4. The method of claim 2, wherein constructing the dataset comprises:

for each image in the predetermined number of images in the dataset, acquiring gray values of all pixels of a foreground object corresponding to each image;

setting mask image labels for all pixels in each image, wherein if the pixels belong to a foreground object, the mask image labels corresponding to the pixels are 1, and if the pixels belong to a background, the mask image labels corresponding to the pixels are 0;

and marking whether each image is an image with a foreground object and the foreground object ratio being greater than or equal to a preset ratio.

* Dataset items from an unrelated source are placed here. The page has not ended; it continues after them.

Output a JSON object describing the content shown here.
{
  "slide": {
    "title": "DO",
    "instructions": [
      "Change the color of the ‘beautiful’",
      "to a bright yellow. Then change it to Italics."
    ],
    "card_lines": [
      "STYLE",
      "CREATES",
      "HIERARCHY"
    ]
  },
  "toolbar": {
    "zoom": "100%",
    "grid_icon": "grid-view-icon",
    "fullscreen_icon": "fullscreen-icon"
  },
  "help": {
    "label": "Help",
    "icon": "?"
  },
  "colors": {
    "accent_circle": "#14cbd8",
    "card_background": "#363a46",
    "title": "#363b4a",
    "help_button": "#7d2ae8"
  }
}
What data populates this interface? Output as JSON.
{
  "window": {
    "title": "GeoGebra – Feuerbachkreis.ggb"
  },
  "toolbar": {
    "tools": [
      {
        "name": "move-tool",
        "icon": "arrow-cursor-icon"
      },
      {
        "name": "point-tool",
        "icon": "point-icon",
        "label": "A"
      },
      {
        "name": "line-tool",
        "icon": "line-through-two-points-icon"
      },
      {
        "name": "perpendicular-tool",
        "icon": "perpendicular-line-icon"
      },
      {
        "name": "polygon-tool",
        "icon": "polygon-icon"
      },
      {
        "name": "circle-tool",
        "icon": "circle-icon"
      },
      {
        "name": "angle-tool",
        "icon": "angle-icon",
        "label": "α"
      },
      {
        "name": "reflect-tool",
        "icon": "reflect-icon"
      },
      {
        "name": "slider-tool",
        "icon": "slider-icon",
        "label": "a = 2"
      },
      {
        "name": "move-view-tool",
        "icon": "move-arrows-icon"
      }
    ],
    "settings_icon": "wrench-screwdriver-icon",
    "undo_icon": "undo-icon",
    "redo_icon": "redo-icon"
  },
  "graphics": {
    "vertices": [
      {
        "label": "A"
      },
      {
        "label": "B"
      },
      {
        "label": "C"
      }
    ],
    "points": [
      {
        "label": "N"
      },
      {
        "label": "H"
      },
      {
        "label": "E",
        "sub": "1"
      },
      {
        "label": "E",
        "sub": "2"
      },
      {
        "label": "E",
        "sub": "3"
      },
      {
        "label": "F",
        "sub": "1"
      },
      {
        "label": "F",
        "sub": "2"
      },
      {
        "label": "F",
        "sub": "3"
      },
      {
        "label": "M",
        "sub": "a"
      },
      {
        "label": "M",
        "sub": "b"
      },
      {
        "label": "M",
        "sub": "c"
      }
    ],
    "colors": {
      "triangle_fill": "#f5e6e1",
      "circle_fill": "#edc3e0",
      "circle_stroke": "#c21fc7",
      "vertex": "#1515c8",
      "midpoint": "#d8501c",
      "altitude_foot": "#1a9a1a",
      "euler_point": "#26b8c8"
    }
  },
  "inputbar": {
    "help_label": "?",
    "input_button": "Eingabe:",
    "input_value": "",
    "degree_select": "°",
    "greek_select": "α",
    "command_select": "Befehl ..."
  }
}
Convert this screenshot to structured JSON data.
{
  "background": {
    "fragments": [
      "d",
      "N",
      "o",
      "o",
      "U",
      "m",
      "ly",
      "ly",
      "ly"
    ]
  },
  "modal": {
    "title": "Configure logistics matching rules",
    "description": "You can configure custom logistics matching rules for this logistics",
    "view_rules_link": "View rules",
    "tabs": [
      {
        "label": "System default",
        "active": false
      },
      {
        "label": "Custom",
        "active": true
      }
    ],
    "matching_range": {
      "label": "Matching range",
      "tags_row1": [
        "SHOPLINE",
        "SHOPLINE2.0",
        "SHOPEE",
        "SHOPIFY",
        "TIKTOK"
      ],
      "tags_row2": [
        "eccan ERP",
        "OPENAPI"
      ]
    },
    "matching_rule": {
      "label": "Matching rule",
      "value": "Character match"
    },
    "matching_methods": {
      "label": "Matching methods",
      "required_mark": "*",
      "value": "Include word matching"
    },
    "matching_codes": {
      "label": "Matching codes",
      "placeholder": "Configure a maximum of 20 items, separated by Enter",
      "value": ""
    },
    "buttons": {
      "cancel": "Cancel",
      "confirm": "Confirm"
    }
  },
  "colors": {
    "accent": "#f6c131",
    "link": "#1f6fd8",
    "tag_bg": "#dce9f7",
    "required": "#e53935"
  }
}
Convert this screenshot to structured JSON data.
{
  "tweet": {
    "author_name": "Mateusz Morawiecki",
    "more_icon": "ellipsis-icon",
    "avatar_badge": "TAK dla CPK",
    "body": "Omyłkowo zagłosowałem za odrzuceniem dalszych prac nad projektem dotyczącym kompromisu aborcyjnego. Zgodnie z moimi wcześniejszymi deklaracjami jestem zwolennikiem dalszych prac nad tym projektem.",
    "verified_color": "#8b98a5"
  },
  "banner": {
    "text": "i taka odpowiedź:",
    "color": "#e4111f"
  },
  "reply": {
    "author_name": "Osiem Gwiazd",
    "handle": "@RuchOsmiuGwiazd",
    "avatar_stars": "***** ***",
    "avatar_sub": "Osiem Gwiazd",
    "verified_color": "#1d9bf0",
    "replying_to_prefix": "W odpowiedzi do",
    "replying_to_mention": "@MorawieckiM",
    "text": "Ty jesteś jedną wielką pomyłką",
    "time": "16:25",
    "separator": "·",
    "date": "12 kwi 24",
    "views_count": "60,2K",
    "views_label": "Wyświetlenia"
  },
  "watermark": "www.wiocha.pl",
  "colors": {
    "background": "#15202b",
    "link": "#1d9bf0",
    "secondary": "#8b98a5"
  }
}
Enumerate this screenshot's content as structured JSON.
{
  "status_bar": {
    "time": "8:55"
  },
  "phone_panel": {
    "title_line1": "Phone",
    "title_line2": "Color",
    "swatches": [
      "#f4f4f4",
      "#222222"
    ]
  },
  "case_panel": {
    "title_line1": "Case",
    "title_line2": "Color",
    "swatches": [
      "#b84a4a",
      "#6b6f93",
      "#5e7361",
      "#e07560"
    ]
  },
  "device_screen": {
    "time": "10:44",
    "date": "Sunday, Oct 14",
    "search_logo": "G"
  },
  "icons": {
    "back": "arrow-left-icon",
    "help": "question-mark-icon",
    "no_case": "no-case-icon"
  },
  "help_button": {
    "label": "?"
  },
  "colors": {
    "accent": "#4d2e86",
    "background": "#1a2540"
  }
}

5. A foreground object extraction apparatus, comprising:

the acquisition module is used for acquiring a target image acquired by the camera;

the first input module is used for inputting the target image into a pre-trained target neural network model to obtain the characteristic information of the target image output by a backbone network of the target neural network model;

the second input module is used for inputting the characteristic information into the full-connection layer of the target neural network model to obtain a classification result of the target image;

The third input module is used for inputting the characteristic information of the target image into the corresponding foreground target segmentation structure according to the classification result to obtain a foreground target image corresponding to the target image;

wherein the second input module comprises:

The first input sub-module is used for inputting the characteristic information of the target image into two full-connection layers of the target neural network model under the condition that the target image contains a foreground target and the foreground target duty ratio is larger than or equal to a preset ratio, so that a classification result of the target image is a first classification result;

the second input sub-module is used for inputting the characteristic information of the target image into two full-connection layers of the target neural network model under the condition that the target image contains a foreground target and the foreground target duty ratio is smaller than the preset ratio, so that a classification result of the target image is a second classification result;

wherein the third input module comprises:

The third input sub-module is used for inputting the characteristic information of the target image into a corresponding first foreground target segmentation structure to obtain a foreground target image corresponding to the target image under the condition that the classification result is the first classification result; or alternatively

The fourth input sub-module is used for inputting the characteristic information of the target image into a corresponding first foreground target segmentation structure to obtain a foreground target image corresponding to the target image under the condition that the classification result is the first classification result; and under the condition that the classification result is the second classification result, inputting the characteristic information of the target image into a corresponding second foreground target segmentation structure to obtain a foreground target image corresponding to the target image.

6. A computer-readable storage medium, characterized in that the storage medium has stored therein a computer program, wherein the computer program is arranged to execute the method of any of the claims 1 to 4 when run.

7. An electronic device comprising a memory and a processor, characterized in that the memory has stored therein a computer program, the processor being arranged to run the computer program to perform the method of any of the claims 1 to 4.